OLTP vs OLAP: Data Format and Indexing
In just 15 minutes, you will understand the difference in how they organize and find the data.
I will publish a paid article every Tuesday. I wrote these with one goal in mind: to offer my readers, whether they are feeling overwhelmed when beginning the journey or seeking a deeper understanding of the field, 15 minutes of practical lessons and insights on nearly everything related to data engineering.
Intro
A database management system (DBMS) is one of the most robust software systems that has ever been created. A simple interface that lets you input a SQL query and returns a result in 17 seconds usually gives us the perception that the database (DBMS) is a simple system.

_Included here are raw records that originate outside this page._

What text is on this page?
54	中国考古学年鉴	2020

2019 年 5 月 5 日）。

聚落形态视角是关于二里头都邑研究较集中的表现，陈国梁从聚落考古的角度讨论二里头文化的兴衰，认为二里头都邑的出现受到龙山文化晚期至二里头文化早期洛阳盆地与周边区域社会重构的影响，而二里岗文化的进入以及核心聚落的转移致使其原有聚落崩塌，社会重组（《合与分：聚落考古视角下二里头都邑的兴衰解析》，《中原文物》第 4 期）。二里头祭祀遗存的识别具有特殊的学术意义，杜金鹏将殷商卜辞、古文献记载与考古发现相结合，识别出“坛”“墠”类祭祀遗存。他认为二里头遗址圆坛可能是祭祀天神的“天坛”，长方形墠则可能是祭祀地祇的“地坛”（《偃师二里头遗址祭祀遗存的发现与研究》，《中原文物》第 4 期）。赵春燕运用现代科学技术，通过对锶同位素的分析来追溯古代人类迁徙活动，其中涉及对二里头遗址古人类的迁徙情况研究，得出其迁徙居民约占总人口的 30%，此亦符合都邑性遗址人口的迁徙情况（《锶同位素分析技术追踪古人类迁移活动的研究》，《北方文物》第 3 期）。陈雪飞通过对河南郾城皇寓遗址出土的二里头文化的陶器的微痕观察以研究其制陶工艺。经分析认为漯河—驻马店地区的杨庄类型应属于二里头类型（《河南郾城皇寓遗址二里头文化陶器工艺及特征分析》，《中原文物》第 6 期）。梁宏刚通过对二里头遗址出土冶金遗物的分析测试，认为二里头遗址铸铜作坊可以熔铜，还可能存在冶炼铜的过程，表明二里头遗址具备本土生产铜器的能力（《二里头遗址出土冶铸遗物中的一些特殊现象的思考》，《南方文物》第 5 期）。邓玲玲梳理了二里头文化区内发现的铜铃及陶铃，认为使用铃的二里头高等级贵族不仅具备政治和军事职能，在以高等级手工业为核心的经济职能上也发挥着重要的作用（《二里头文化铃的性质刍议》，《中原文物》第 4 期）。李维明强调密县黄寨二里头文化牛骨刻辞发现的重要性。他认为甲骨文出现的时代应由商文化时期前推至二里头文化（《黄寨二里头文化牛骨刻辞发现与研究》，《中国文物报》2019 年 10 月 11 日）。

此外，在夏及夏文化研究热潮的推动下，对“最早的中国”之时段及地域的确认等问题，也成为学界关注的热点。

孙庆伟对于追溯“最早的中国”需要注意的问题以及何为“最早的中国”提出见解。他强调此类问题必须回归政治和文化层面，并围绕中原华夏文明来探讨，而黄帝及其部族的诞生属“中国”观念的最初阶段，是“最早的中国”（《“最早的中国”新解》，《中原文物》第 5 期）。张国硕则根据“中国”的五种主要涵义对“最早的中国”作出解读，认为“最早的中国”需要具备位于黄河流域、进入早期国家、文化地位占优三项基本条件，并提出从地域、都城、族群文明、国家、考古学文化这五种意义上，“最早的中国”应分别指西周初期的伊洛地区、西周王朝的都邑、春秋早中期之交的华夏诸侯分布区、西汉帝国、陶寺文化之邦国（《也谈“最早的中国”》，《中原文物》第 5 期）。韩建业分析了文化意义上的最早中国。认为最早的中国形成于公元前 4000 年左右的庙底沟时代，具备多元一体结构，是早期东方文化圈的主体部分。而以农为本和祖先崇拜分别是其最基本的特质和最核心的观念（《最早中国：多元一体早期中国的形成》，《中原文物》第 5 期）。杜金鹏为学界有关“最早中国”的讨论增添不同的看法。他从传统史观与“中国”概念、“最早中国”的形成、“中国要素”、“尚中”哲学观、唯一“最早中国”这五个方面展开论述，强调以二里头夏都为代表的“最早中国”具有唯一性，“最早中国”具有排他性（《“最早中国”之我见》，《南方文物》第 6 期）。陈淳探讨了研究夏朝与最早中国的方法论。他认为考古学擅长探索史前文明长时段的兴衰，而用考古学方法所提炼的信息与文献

That’s not true. I read somewhere that the database engineers are among the most talented software engineers. To build a system like PostgreSQL, MySQL, SQLite, DuckDB, Clickhouse, BigQuery, or Snowflake, the engineers have to take care of a lot of things behind the scenes.
From storing the data to parsing the query, planning and executing it, serving multiple clients as one, ensuring ACID, and many other aspects. As I know, most DBMS don’t rely on the OS for controlling physical resources like disk, RAM, or CPU, so the amount of work is even more for the engineers.
We, as data engineers, like any other end users, don’t usually have to deal with the super low-level details of a DBMS. Still, understanding the characteristics of the systems we’re working with will always be a good thing. Our primary goal is to ensure that data is stored, analyzed, and utilized efficiently within the organization.
In this article, I will delve into one of the most important aspects of a DBMS: how it stores the data. We will examine two types of DBMS, which are the two primary ones that a data engineer usually works with: the OLTP and OLAP. We will find out how they organize and find the data
Database vs database management system (DBMS)
A database is an organized and managed collection of data that models aspects of the real world. It can be as simple as a spreadsheet or a phone contact list.
A database management system (DBMS) is software that stores and analyzes information in a database. It supports the definition, creation, querying, updating, and administration of databases based on a data model.
Relational model
The model can take various forms—graph, key-value, document, or the most popular one, the relational model, first described by E.F. Codd in 1969. This model organizes data into structured tables, also known as relations, consisting of rows and columns.
Each table represents a specific type of entity, such as 'users' or 'orders,' with rows (tuples) representing individual records and columns (attributes) defining properties of those records, like name, age, or order date.
The data model only enforces the logical representation of the data; it does not dictate how the DBMS stores the data physically. Relational DBMSs are free to determine the data layout on disk.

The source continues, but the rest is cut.